AP Reports That 2014 Was the 'Hottest Year on Record.' Then They Issue a 'Clarification' That Says Something Very Different.

"The story also reported that 2014 was the hottest year on record, according to the National Oceanic and Atmospheric Administration and NASA, but did not include the caveat..."

The world has never, ever been hotter. In fact, the odds that the world got as hot as it did are 650 million to one. The new data should end the climate change debate once and for all.

Except none of the above information is exactly right.

(Image via das_miller/flickr)

On Jan. 16, the Associated Press reported that 2014 was the hottest year on record.

On Friday afternoon, the AP issued a clarification that gutted the original story and likely left readers puzzled.

The 650 million-to-one statistic, the AP noted, was a bit out of context, and the original story also omitted an explanation of the margins of error in hottest year calculations — margins of error that could easily negate the claim that 2014 was the hottest year on record.

Read the AP's whole clarification below:

In a story Jan. 16, The Associated Press reported that the odds that nine of the 10 hottest years have occurred since 2000 are about 650 million to one.

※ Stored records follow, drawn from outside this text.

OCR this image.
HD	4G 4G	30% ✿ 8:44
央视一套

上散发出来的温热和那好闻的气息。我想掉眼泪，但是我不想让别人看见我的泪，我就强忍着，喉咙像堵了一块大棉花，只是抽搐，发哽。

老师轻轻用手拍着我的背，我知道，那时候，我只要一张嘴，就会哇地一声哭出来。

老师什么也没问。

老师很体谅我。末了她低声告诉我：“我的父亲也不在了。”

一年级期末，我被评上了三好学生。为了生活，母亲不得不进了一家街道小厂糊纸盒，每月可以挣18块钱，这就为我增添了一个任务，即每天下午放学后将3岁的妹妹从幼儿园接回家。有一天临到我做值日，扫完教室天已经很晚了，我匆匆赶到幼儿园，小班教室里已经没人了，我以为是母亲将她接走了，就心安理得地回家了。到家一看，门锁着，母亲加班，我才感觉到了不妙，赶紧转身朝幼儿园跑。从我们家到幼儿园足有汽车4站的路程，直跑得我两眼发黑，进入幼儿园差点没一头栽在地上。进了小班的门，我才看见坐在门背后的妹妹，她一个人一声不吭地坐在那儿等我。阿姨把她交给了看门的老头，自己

These calculations, as the story noted, treated as equal the possibility of any given year in the records being one of the hottest. The story should have included the fact that substantial warming in the years just prior to this century could make it more likely that the years since were warmer, because high temperatures tend to persist.

The story also reported that 2014 was the hottest year on record, according to the National Oceanic and Atmospheric Administration and NASA, but did not include the caveat that other recent years had average temperatures that were almost as high — and they all fall within a margin of error that lessens the certainty that any one of the years was the hottest.

An earlier version of the story quoted Rutgers University climate scientist Jennifer Francis as noting that the margin of error makes it uncertain whether 2014 was warmest, or the second, third or sixth warmest year. She said that regardless, the trend shows a "clear, consistent and incontrovertible" warming of Earth. That reference to the margin of error was dropped in later versions.